Jameson’s 200 page geological illustration addendum to his translation of Curvier’s Essay on the Theory of the Earth was part of Darwin’s reading that term. Darwin later wrote that he found Jameson’s lectures, “… incredibly dull. The sole effect they produced on me was the determination never as long as I lived to read a book on Geology or in any way to study the science.”

Darwin made several studies of marine life while at Edinburgh under the encouragement of Dr. Robert Edmund Grant, who shortly after became Professor of comparative anatomy and zoology at London University, (1827-1874). Grant referred in print to two of Darwin’s original discoveries made in 1826; that the so-called "ova of Flustra" were in fact larvæ, and that the little globular bodies which had been supposed to be the young state of Fucus loreus were the egg-cases of the worm-like Pontobdella muricata. Darwin had read papers on these observations to the student’s “Plinian Society” founded by Professor Jameson.

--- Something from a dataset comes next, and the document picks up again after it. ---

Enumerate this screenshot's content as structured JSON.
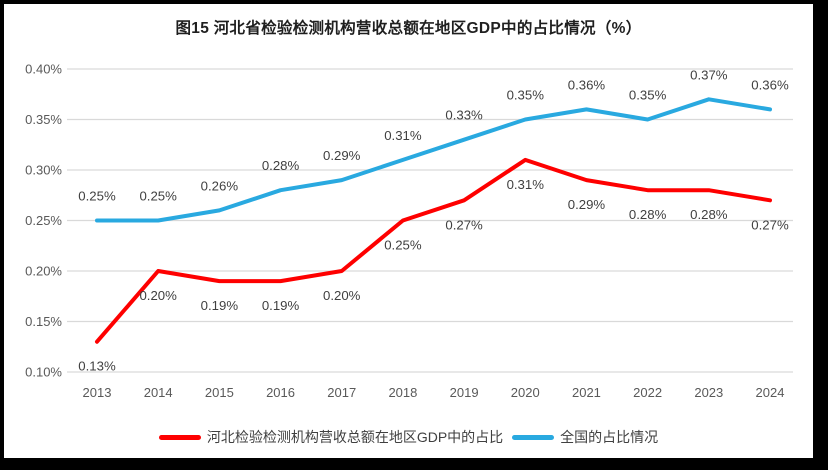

Two years later, Darwin had given-up medicine. He could not stand the sights, sounds, and smells of the surgery. Instead, his disappointed father sent him to Cambridge to prepare for the clergy. But more significantly, Darwin became closely acquainted with the Revd John Stevens Henslow, Professor of Botany, and the Revds Adam Sedgwick and William Whewell, respectively professors of geology and mineralogy. These men totally changed young Darwin’s early resolution to avoid geological science. Whewell sought to reform the practice of science into a more formal profession. In fact, he was the man who coined the word “scientist.” Sedgwick and Henslow both lead field trips that Darwin attended. Fieldwork is much superior to lectures for learning geology and what we would call ecology today. The famous voyage around the world Darwin took from Dec. 27, 1831 to Oct. 2, 1836 was through the recommendation of Henslow. It was Sedgwick who sent Darwin off on the HMS Beagle with a copy of Charles Lyell's "Principles of Geology," which Darwin said, “Allowed me to see with the eyes of Hutton.”

By the time Darwin returned to England, he was considered a respected scientist- but as a geologist. Particularly well received was his theory on the formation of coral atolls and reefs. This work has been shown to be correct in every regard. While working on his “big book,” Darwin also spent years in the study of the biology of barnacles, publishing numerous papers and culminating in the still well regarded books; 1852 Living Cirripedia, A monograph on the sub-class Cirripedia, with figures of all the species. The Lepadidæ; or, pedunculated cirripedes, Volume 1, and 1854, Living Cirripedia, The Balanidæ, (or sessile cirripedes); the Verrucidæ, Volume 2, London: The Ray Society.